Marian Kowalski, kandydat Ruchu Narodowego na prezydenta oczekuje, że przeprosiny za wypowiedź szefa FBI, który obciążył Polaków współodpowiedzialnością za Holokaust powinny paść z ust prezydenta Stanów Zjednoczonych. Na zwołanej przed ambasadą amerykańską w Warszawie konferencji prasowej powiedział, że wobec Jamesa Comeya nie wyciągnięto żadnych konsekwencji a jednocześnie USA przedstawia się jako wiernego, dozgonnego przyjaciela Polaków.

Dodał, że wolałby, aby przyjaciele bardziej kontrolowali swój język, żeby wśród Polaków, którzy żyją w sąsiedztwie państwa w stanie wojny była jasność czy USA traktują nas jak naród demokratyczny, czy też uważają Polaków za współodpowiedzialnych za zbrodnie hitlerowskie.
"Ja myślę, że gest ze strony prezydenta Stanów Zjednoczonych byłby odpowiedni" - dodał Kowalski. Kandydat na prezydenta zaapelował też do Polaków pochodzenia żydowskiego mieszkających w Polsce i poza naszym krajem, by stanęli w obronie honoru Polski.

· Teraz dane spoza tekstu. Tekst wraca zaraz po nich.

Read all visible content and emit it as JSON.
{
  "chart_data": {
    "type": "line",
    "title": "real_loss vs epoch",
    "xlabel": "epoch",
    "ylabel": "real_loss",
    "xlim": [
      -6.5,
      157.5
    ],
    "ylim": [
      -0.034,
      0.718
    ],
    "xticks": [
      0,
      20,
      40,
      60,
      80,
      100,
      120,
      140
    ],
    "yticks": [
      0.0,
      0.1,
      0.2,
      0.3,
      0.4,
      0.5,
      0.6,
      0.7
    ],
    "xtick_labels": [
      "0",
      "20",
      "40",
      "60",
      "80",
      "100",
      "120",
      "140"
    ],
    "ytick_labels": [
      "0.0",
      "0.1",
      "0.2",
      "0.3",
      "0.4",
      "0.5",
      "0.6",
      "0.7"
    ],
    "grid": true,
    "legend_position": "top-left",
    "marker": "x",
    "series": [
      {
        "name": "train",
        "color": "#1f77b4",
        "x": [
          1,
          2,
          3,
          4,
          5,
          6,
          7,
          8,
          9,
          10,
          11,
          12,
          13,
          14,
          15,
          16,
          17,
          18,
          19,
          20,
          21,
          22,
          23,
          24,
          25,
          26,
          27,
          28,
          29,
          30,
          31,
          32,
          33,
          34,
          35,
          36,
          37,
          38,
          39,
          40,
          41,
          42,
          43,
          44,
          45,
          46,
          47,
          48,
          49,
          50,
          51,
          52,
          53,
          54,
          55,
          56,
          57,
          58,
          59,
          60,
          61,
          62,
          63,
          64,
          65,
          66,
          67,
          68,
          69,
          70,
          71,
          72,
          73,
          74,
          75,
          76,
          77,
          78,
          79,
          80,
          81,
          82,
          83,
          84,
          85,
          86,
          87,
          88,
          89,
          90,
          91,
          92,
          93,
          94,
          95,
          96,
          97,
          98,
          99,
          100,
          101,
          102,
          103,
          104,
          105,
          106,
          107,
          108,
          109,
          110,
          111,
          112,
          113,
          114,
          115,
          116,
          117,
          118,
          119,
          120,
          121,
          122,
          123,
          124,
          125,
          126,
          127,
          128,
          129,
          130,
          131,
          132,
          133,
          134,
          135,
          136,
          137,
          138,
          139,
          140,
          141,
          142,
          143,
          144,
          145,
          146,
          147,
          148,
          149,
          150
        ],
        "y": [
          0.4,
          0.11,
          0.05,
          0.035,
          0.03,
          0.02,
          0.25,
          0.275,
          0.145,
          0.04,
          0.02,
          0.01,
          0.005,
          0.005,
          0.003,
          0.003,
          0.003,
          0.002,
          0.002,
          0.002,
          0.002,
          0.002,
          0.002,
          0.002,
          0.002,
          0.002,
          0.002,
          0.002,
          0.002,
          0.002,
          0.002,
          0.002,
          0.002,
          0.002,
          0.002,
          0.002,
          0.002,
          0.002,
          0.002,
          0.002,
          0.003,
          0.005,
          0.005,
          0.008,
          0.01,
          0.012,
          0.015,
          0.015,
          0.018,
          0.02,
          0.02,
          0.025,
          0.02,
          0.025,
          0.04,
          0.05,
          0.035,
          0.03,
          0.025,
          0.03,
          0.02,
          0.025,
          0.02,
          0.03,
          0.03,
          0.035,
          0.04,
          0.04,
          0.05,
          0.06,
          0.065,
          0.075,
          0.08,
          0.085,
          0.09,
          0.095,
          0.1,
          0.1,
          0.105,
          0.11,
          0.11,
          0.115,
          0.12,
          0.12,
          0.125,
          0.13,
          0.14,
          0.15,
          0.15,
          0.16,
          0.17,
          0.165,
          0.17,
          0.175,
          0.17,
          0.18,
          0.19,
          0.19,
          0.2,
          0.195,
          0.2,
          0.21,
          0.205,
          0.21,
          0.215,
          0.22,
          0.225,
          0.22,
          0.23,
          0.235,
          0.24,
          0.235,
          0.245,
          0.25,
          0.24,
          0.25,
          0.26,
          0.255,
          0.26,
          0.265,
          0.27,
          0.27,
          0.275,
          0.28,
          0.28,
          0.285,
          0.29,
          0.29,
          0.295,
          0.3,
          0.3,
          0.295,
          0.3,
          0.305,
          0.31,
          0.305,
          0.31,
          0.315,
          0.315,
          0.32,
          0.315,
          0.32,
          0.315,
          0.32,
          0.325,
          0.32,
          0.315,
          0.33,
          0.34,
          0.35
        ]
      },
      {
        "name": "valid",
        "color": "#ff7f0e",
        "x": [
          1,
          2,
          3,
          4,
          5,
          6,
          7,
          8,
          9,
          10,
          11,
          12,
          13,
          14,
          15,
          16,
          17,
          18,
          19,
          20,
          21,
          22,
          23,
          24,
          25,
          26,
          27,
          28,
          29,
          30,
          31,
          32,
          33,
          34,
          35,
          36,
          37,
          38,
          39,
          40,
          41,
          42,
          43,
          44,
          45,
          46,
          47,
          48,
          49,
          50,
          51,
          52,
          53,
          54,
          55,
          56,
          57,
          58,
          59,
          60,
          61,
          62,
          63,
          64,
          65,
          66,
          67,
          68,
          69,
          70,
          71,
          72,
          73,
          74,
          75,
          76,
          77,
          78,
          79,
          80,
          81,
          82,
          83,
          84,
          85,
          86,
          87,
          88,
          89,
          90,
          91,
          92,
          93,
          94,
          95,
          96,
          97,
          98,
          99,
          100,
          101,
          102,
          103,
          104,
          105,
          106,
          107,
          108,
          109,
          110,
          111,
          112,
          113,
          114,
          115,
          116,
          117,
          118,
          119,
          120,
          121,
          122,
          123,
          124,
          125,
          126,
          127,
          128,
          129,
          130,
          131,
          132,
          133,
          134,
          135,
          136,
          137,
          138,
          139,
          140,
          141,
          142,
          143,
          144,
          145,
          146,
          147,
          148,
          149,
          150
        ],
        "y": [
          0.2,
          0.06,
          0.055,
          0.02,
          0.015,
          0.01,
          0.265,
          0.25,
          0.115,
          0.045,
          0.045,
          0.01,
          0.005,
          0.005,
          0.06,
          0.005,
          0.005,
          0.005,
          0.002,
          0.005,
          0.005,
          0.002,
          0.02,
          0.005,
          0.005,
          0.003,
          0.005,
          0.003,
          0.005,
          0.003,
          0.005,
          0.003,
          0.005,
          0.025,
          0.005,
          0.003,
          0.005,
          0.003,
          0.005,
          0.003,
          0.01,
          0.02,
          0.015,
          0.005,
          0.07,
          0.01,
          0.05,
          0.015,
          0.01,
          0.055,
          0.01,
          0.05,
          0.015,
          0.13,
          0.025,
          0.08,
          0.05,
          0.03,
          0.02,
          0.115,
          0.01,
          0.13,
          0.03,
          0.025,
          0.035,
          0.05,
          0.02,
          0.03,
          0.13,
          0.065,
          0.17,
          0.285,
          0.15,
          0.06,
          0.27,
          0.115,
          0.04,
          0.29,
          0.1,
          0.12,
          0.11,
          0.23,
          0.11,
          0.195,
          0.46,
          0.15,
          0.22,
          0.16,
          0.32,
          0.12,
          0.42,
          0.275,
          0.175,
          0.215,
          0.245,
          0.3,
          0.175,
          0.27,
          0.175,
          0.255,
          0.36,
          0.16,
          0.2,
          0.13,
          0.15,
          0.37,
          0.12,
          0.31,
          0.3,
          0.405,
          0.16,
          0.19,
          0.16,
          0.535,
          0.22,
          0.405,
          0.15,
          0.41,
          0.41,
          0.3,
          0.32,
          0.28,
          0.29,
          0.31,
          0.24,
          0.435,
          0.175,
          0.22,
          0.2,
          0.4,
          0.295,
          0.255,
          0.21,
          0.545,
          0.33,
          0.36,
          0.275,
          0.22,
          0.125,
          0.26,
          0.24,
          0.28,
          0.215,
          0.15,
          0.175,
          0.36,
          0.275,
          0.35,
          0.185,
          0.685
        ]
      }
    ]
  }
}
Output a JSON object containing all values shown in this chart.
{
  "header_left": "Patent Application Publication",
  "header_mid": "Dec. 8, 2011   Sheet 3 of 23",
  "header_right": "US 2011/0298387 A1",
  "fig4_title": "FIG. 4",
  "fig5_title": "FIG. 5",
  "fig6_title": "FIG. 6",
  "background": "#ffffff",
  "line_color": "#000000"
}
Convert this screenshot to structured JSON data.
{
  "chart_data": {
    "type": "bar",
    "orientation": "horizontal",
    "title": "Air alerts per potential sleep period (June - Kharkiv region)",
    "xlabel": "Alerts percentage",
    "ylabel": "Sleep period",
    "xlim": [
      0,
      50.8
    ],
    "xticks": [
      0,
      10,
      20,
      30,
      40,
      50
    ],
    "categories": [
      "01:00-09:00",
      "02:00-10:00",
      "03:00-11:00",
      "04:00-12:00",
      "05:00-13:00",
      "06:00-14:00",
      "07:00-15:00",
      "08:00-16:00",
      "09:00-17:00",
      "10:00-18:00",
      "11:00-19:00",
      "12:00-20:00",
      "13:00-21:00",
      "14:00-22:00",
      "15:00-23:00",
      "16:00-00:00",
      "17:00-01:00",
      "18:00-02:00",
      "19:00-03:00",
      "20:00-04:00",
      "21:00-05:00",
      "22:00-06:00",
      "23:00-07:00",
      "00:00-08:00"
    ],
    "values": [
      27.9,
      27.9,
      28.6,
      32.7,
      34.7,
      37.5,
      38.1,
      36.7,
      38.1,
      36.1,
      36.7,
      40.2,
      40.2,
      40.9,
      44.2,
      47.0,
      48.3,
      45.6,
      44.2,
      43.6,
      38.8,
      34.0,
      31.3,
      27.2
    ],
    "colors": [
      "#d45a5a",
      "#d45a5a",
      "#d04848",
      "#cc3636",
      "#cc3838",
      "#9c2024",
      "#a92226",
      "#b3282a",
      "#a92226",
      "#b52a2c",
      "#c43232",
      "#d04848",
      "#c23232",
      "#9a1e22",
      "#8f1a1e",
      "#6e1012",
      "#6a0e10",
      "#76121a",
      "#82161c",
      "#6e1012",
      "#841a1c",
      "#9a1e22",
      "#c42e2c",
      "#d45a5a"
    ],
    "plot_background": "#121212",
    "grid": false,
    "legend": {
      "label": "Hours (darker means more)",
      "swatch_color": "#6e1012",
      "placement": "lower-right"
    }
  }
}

Odnosząc się do przetargu na zakup 70 wielozadaniowych śmigłowców dla naszej armii powiedział, że jednoznacznie opowiada się za tym, by polska armia była wyposażona przede wszystkim w polski sprzęt. Zdaniem Mariana Kowalskiego wyprodukowanie w ostatnim czasie przez Polaków tzw. niewidzialnego czołgu oraz wcześniejsza produkcja - jak powiedział - doskonałych śmigłowców w Świdniku jest dowodem na to, że mamy potencjał i powinniśmy inwestować we własny przemysł obronny.